Berlin’de de bahçesinde bir Türk Mezarlığı olan ve Cuma vaktinde dünyanın her tarafından gelen Müslümanlarla dolup taşan Şehitlik Camisi akılda kalacaklardan biri.
Bunun yanında tabi ki çok yer var.
Dünyanın sayılı şehirlerinden biri Berlin.
Dümdüz biz ova.
Bütün bunların yanında asıl akılda kalan yanı yeşilliği.
Allah vergisi iklimi ve insanların yeşile aşırı saygısı nedeniyle her taraf; parklar, bahçeler, yol kenarları, evlerin önleri, arkaları nereye bakarsanız ağaç.
Alamancılar hep anlatır durur da zaman zaman gına gelir ya bize.
Gerçekten anlatılacak, gidilip görülecek şehirlerden biri.
Bisiklet kullanırken aldığım haz ve duyduğum öz güveni de anlatmıyorum.
***
Bir çalışma vesilesiyle Adana’da bulunduk birkaç gün.
İlk gün gördüklerimiz, karışıklık, havada uçuşan poşetler, göl kenarındaki keşmekeş rahatsız etse de büyüklüğü, insanının sıcaklığı, lezzetleriyle, geniş cadde ve sokaklarıyla dikkat çeken şehirlerden biri.
Beş gün konakladığımız Nezihe Yalvaç uygulama oteli birkaç yıldızlı otel konforunda.
Büro çalışanlarından öğrencilere, kat görevlilerine kadar herkes ilgili ve güler yüzlü.
Bütün bunları sağlayan da okul müdürünün insan odaklı yönetim anlayışı.
Kendisiyle tanışmadım, konuşmadım ama personelden öğrenciye herkes memnun.
Ne diyelim?
Darısı sayılarının artmasına.
***
Şehrimi seviyorum.
İnsanıyla, doğasıyla, deniziyle…
Lakin daha güzel olabilir.
Deniz dolgusunda aşırıya gidiyoruz.
Betonlaşmada aşırıya gidiyoruz.
Alt yapısız işler yapıyoruz, alt yapı sonradan gelir diyoruz, gelmiyor.
Şehir içi yollarımız ciddi şekilde iyileştirilmeyi bekliyor.
Zemini bozuk, çukurlu tümsekli yollarımız fazla hala.

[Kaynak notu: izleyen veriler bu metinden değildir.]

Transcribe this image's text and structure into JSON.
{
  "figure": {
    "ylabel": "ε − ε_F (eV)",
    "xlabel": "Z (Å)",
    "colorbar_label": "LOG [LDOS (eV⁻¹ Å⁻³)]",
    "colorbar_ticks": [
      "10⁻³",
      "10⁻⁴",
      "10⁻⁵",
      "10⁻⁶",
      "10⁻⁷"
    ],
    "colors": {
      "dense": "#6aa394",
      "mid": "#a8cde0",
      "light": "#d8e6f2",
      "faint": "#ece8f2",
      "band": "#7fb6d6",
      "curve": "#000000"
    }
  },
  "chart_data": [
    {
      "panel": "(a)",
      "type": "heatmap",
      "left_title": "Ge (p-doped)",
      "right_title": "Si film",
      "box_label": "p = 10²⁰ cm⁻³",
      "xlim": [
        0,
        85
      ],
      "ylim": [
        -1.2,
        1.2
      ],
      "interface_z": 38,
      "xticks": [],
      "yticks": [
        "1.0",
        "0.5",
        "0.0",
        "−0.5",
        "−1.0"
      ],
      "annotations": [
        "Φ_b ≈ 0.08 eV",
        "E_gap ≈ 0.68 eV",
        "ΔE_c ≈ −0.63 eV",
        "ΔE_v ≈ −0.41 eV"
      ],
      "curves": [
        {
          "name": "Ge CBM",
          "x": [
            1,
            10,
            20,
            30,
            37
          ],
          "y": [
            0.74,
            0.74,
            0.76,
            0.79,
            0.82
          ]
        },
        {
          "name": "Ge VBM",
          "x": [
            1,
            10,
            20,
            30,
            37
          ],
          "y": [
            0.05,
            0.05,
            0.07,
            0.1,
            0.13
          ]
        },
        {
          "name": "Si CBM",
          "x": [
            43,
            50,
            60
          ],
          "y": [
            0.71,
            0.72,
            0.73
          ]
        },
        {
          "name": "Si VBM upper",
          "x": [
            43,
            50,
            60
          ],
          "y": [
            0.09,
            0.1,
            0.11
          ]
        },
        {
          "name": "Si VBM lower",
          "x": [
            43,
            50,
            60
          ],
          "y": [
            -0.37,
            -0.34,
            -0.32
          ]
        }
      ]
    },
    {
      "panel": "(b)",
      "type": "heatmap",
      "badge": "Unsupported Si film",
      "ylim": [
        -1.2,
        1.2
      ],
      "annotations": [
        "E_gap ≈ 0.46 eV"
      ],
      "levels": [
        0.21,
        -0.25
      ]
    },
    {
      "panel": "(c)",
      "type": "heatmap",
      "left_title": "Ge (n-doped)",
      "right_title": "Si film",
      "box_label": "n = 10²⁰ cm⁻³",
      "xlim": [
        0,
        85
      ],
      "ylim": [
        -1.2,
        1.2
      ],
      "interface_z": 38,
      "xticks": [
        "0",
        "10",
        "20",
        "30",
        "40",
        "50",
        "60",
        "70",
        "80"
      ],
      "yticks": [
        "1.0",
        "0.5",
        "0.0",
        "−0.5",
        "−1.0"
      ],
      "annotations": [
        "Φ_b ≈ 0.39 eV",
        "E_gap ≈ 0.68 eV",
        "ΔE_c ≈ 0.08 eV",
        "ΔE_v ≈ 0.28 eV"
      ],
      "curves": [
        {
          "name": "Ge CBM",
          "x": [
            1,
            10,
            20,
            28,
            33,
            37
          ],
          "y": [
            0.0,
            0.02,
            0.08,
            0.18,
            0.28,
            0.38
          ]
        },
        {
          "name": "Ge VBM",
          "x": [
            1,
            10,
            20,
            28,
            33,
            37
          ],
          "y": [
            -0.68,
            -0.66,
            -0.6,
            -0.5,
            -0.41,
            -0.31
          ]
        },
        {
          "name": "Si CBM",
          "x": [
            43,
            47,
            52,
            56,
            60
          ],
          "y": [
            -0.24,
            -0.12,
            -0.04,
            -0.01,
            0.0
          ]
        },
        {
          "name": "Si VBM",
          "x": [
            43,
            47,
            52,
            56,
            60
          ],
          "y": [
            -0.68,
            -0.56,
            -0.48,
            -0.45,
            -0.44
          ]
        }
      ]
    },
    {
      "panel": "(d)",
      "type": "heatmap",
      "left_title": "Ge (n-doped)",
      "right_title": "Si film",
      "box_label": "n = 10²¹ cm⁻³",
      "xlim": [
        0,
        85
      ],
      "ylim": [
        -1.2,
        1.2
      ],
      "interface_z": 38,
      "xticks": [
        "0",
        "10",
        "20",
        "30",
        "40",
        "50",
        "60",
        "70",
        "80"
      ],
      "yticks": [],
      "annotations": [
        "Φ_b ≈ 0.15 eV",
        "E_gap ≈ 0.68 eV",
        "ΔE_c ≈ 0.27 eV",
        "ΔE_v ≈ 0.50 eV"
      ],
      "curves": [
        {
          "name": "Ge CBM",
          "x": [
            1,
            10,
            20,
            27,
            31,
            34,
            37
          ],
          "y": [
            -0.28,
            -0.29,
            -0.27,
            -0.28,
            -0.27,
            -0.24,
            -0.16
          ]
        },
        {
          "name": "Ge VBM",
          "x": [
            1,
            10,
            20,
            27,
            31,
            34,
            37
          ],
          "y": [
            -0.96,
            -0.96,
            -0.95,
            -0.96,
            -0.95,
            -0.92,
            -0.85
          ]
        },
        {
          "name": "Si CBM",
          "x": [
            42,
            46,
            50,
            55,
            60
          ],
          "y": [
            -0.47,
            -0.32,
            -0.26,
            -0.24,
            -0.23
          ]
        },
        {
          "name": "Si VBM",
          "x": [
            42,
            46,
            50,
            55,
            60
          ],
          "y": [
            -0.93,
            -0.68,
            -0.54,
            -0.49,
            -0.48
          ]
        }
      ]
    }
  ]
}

Ve hala iki aracın yan yana geçemeyeceği birçok yol var.
Ne kadar daha böyle devam edebilir?
Her yer Meydan değil, her yer Ganita değil, her yer Millet bahçesi ya da Trabzon Botanik değil.
Hiçbir dükkân sadece vitrinden müteşekkil olmaz ve sadece vitrinin tozları alınarak temiz kalamaz.
Neşteri bir yerden vurmalıyız artık.
Trabzon’a Kanuni Bulvarı ve Tanjant haricinde
daha çok köprü daha çok viyadük lazım.
Kantsel dönüşüm anlayışımız sadece yeni binalar yapmaya kadar indirgendi.
Zağnos vadisinin dibini tıkış tıkış bina doldurduk.
Vadileri daha cazip hale getiremedik.
Birini okuldan kaçan çocuklara, diğerini astronomik ve komik otopark ücretlerini vermek istemeyen şehir sakinlerine terk ettik.